Awards
- College of Arts and Sciences Outstanding Young Alumni Award - 2008
By the time Michael Koryta graduated from IU in 2006, he was already an acclaimed mystery writer, as well as a private investigator and an experienced newspaper reporter. Two years later, he has continued to distinguish himself through a total of four published novels and a thriving investigative career.
Born in Bloomington to book-loving parents, Koryta wanted to become a writer from the time he first learned to read. Early exposure to Humphrey Bogart and Alfred Hitchcock helped him settle on the mystery genre and awakened an additional interest in becoming a private eye. During high school, he began both careers by writing for The Bloomington Herald-Times and working part-time for Trace Investigations.
Attending IU allowed him to continue these pursuits while studying Criminal Justice and Political Science, both of which informed his fiction. Carving out time from midnight to 3 a.m., Koryta completed what was to become his first published novel, Tonight I Said Goodbye, when he was just 20 years old. Sorrow's Anthem, a sequel to his first novel, was also published before his graduation.
Koryta has received a number of accolades for his work. Tonight I Said Goodbye won the St. Martin's Press/ Private Eye Writers of America prize for Best First Private Eye Novel and the Great Lakes Book Award for Best Mystery, and was nominated for an Edgar Award.

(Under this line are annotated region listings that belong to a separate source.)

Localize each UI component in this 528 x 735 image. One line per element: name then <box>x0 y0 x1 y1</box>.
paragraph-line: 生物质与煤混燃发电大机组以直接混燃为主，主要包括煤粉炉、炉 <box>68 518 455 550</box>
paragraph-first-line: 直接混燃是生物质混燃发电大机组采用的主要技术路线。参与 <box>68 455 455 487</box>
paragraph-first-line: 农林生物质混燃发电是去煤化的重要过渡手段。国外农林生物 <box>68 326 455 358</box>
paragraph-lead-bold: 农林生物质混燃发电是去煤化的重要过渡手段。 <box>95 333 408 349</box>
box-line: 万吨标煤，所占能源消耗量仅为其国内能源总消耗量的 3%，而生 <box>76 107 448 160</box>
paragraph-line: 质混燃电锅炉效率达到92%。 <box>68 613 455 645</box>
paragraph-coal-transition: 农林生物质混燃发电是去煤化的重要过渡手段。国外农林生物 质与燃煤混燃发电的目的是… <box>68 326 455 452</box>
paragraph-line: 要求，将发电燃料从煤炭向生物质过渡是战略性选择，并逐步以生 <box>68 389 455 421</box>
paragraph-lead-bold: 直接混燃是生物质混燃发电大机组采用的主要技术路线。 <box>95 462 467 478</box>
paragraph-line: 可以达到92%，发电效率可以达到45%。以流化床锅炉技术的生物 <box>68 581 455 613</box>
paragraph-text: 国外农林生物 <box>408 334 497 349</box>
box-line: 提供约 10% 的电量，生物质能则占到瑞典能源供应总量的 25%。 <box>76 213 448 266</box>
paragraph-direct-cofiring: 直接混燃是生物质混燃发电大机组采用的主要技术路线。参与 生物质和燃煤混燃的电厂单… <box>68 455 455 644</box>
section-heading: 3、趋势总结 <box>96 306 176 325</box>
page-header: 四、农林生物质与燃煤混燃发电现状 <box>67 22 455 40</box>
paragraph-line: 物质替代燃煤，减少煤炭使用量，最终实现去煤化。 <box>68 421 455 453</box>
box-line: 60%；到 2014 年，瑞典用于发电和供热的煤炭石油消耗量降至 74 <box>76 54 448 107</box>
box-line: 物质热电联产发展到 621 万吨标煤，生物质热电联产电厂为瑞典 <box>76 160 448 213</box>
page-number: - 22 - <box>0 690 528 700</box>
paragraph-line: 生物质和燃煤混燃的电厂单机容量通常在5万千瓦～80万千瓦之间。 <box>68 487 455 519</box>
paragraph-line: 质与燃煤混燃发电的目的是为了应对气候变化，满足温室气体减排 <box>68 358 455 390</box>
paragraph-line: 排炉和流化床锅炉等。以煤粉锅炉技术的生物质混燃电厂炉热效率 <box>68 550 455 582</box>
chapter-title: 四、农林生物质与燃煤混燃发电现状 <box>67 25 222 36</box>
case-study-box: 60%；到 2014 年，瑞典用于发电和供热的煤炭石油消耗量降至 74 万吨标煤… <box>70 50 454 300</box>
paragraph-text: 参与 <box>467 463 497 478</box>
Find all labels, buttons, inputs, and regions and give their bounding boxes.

His third novel, A Welcome Grave, was nominated for a Quill Award and earned praise from Publishers Weekly, Booklist, and The New York Times.
This past summer, he published his most recent novel, Envy the Night, and signed a three-book deal with Little, Brown to be edited by Michael Pietsch, who has worked with best-selling authors Michael Connelly, James Patterson, and Anita Shreve.